Feds: Miami school helped get visas for students who never showed, violating post-9/11 laws

By Jennifer Kay, AP
Thursday, March 4, 2010

Feds: Student visa fraud ring found at Fla. school

MIAMI — A Florida language school helped illegally obtain student visas for foreign nationals who never went to class, violating laws enacted after the Sept. 11 terrorist attacks exposed weaknesses in the program, authorities said Thursday.

Eighty-one student visa holders purportedly studying at the Florida Language Institute have been arrested. None was on any federal watch list or linked to terrorism, U.S. authorities said, though investigators were checking their backgrounds.

“We don’t know exactly what they were doing,” said U.S. Attorney Jeffrey Sloman.

The school’s owner, Lydia Menocal, 58, and employee Ofelia Macia, 75, allegedly made $2.4 million over the past three years from foreign nationals applying for U.S. student visas. It was not clear how much they charged each student for the paperwork, authorities said.

Menocal and Macia were charged with conspiring to commit an offense against the U.S., and Menocal faces other charges including falsifying immigration documents, according to a grand jury indictment.

Messages left for Menocal at the school and for the women’s attorney were not immediately returned.

The women “made a profit, in effect, by selling student visas ‘no questions asked,’” Sloman said.

The investigation “Operation Class Dismissed” began in 2007 when immigration officials received a tip that the school was processing student visas without requiring attendance in class, said Anthony Mangione, chief of U.S. Immigration and Customs Enforcement’s Miami office.

Of the approximately 200 students enrolled at Florida Language Institute in each of the past three years, only 5 percent regularly attended class, he said. The school offered classes to help international students improve their English skills.

Menocal and Macia failed to report to authorities, as required by the post-9/11 rules, that the vast majority of the Miami school’s students were not coming to class, according to the indictment.

“It’s a systemic failure to report to class, not a vacation day here and there,” Mangione said.

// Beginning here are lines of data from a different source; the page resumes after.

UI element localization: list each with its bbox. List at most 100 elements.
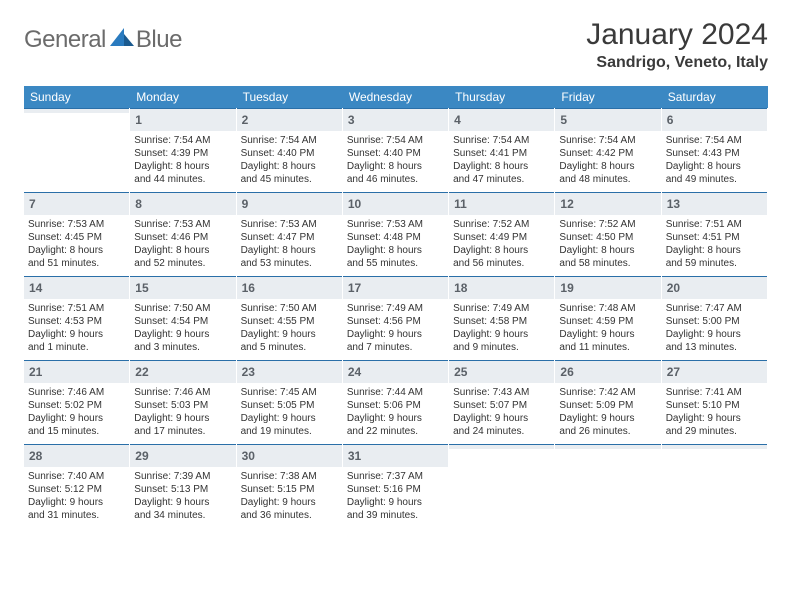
day-detail-line: Daylight: 8 hours	[666, 244, 763, 257]
day-detail-line: Sunset: 4:41 PM	[453, 147, 550, 160]
day-cell: 16Sunrise: 7:50 AMSunset: 4:55 PMDayligh…	[237, 276, 343, 360]
day-detail-line: Sunset: 5:15 PM	[241, 483, 338, 496]
dow-monday: Monday	[130, 86, 236, 108]
daynum-bar: 29	[130, 444, 235, 467]
day-cell: 10Sunrise: 7:53 AMSunset: 4:48 PMDayligh…	[343, 192, 449, 276]
day-number: 6	[667, 113, 674, 127]
daynum-bar: 5	[555, 108, 660, 131]
day-detail-line: Sunrise: 7:44 AM	[347, 386, 444, 399]
dow-thursday: Thursday	[449, 86, 555, 108]
day-detail-line: Sunset: 4:39 PM	[134, 147, 231, 160]
day-number: 17	[348, 281, 361, 295]
day-detail-line: Daylight: 9 hours	[453, 412, 550, 425]
day-detail-line: Sunrise: 7:54 AM	[453, 134, 550, 147]
daynum-bar: 11	[449, 192, 554, 215]
week-row: 28Sunrise: 7:40 AMSunset: 5:12 PMDayligh…	[24, 444, 768, 528]
daynum-bar: 30	[237, 444, 342, 467]
day-detail-line: Sunset: 4:47 PM	[241, 231, 338, 244]
day-number: 8	[135, 197, 142, 211]
day-number: 1	[135, 113, 142, 127]
day-detail-line: Sunset: 5:16 PM	[347, 483, 444, 496]
day-detail-line: and 24 minutes.	[453, 425, 550, 438]
dow-tuesday: Tuesday	[237, 86, 343, 108]
day-detail-line: Sunrise: 7:53 AM	[134, 218, 231, 231]
daynum-bar: 13	[662, 192, 767, 215]
day-detail-line: and 58 minutes.	[559, 257, 656, 270]
day-detail-line: Sunrise: 7:54 AM	[134, 134, 231, 147]
day-detail-line: Sunset: 4:48 PM	[347, 231, 444, 244]
day-cell: 29 Sunrise: 7:39 AMSunset: 5:13 PMDayligh…	[130, 444, 236, 528]
day-detail-line: Daylight: 8 hours	[666, 160, 763, 173]
day-cell: 1Sunrise: 7:54 AMSunset: 4:39 PMDaylight…	[130, 108, 236, 192]
day-detail-line: Sunrise: 7:41 AM	[666, 386, 763, 399]
day-detail-line: Daylight: 9 hours	[347, 412, 444, 425]
day-detail-line: Daylight: 8 hours	[453, 244, 550, 257]
day-detail-line: Daylight: 8 hours	[453, 160, 550, 173]
day-detail-line: Sunrise: 7:54 AM	[559, 134, 656, 147]
day-number: 11	[454, 197, 467, 211]
day-detail-line: Sunset: 5:09 PM	[559, 399, 656, 412]
day-detail-line: Daylight: 8 hours	[241, 244, 338, 257]
day-detail-line: Daylight: 9 hours	[347, 328, 444, 341]
day-cell: 20Sunrise: 7:47 AMSunset: 5:00 PMDayligh…	[662, 276, 768, 360]
day-detail-line: Daylight: 9 hours	[28, 496, 125, 509]
day-number: 3	[348, 113, 355, 127]
day-cell: 31Sunrise: 7:37 AMSunset: 5:16 PMDayligh…	[343, 444, 449, 528]
month-title: January 2024	[586, 18, 768, 52]
day-detail-line: Sunset: 5:10 PM	[666, 399, 763, 412]
day-cell: 13Sunrise: 7:51 AMSunset: 4:51 PMDayligh…	[662, 192, 768, 276]
day-cell: 7Sunrise: 7:53 AMSunset: 4:45 PMDaylight…	[24, 192, 130, 276]
day-cell: 26Sunrise: 7:42 AMSunset: 5:09 PMDayligh…	[555, 360, 661, 444]
day-cell: 17Sunrise: 7:49 AMSunset: 4:56 PMDayligh…	[343, 276, 449, 360]
location-subtitle: Sandrigo, Veneto, Italy	[586, 54, 768, 72]
day-detail-line: Sunrise: 7:54 AM	[241, 134, 338, 147]
day-detail-line: Daylight: 9 hours	[134, 412, 231, 425]
day-detail-line: Daylight: 9 hours	[666, 328, 763, 341]
day-detail-line: Daylight: 9 hours	[134, 496, 231, 509]
dow-sunday: Sunday	[24, 86, 130, 108]
day-number: 23	[242, 365, 255, 379]
daynum-bar: 9	[237, 192, 342, 215]
day-detail-line: Sunrise: 7:54 AM	[347, 134, 444, 147]
day-detail-line: Sunset: 4:40 PM	[347, 147, 444, 160]
day-detail-line: and 31 minutes.	[28, 509, 125, 522]
day-detail-line: Sunset: 4:53 PM	[28, 315, 125, 328]
day-detail-line: Daylight: 8 hours	[347, 244, 444, 257]
day-detail-line: Daylight: 9 hours	[241, 496, 338, 509]
day-detail-line: Sunset: 4:55 PM	[241, 315, 338, 328]
day-detail-line: Sunrise: 7:39 AM	[134, 470, 231, 483]
day-cell: 4Sunrise: 7:54 AMSunset: 4:41 PMDaylight…	[449, 108, 555, 192]
daynum-bar: 22	[130, 360, 235, 383]
day-detail-line: Daylight: 9 hours	[666, 412, 763, 425]
day-detail-line: Daylight: 9 hours	[559, 412, 656, 425]
weeks-container: 1Sunrise: 7:54 AMSunset: 4:39 PMDaylight…	[24, 108, 768, 528]
day-cell: 23Sunrise: 7:45 AMSunset: 5:05 PMDayligh…	[237, 360, 343, 444]
daynum-bar: 12	[555, 192, 660, 215]
day-detail-line: Sunrise: 7:48 AM	[559, 302, 656, 315]
daynum-bar	[555, 444, 660, 449]
day-detail-line: Daylight: 9 hours	[241, 412, 338, 425]
day-cell: 24Sunrise: 7:44 AMSunset: 5:06 PMDayligh…	[343, 360, 449, 444]
day-detail-line: Sunset: 5:03 PM	[134, 399, 231, 412]
day-detail-line: and 34 minutes.	[134, 509, 231, 522]
day-detail-line: Sunset: 4:43 PM	[666, 147, 763, 160]
day-cell: 6Sunrise: 7:54 AMSunset: 4:43 PMDaylight…	[662, 108, 768, 192]
day-cell: 28Sunrise: 7:40 AMSunset: 5:12 PMDayligh…	[24, 444, 130, 528]
day-detail-line: and 15 minutes.	[28, 425, 125, 438]
daynum-bar: 16	[237, 276, 342, 299]
day-detail-line: Sunset: 5:12 PM	[28, 483, 125, 496]
day-detail-line: and 1 minute.	[28, 341, 125, 354]
day-cell: 25Sunrise: 7:43 AMSunset: 5:07 PMDayligh…	[449, 360, 555, 444]
day-detail-line: Sunset: 5:02 PM	[28, 399, 125, 412]
day-number: 19	[560, 281, 573, 295]
day-number: 30	[242, 449, 255, 463]
day-detail-line: Sunset: 5:13 PM	[134, 483, 231, 496]
calendar-page: General Blue January 2024 Sandrigo, Vene…	[0, 0, 792, 528]
week-row: 21Sunrise: 7:46 AMSunset: 5:02 PMDayligh…	[24, 360, 768, 444]
day-detail-line: Sunrise: 7:51 AM	[666, 218, 763, 231]
day-number: 7	[29, 197, 36, 211]
day-detail-line: Sunrise: 7:46 AM	[134, 386, 231, 399]
day-number: 15	[135, 281, 148, 295]
day-detail-line: and 9 minutes.	[453, 341, 550, 354]
day-number: 12	[560, 197, 573, 211]
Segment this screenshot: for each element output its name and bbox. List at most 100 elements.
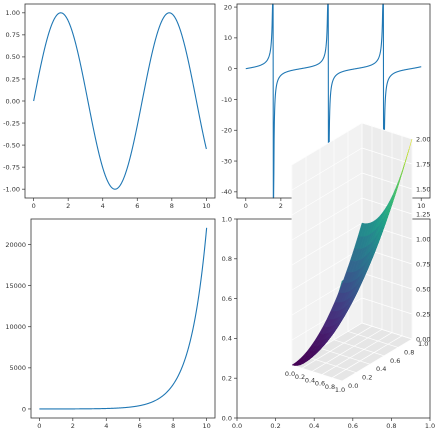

One student visa holder was processed for deportation and released, and the rest remain in ICE custody. All were described as being in their 20s. More than 50 came from Thailand, and others came from Syria, Honduras, South Korea, Japan, Colombia, the Dominican Republic, Turkmenistan, Kyrgyzstan, Turkey, Indonesia, Venezuela and Brazil, ICE spokeswoman Nicole Navas said.

Some of the terrorists involved in the 9/11 attacks had student visas to stay in this country, including one who never showed up for class at a California language school.

Both Menocal and Macia were released Wednesday on bond, authorities said. If convicted, they face up to 5 years in prison on the conspiracy charge, and Menocal faces up to 10 years in prison on the other charges of making false statements. The indictment also seeks the forfeiture of $2.4 million.

Florida Language Institute has been decertified, and investigators were still looking for other students who may have broken the law, authorities said.

ICE officials said the takedown of the school was the largest visa fraud investigation in the agency’s history.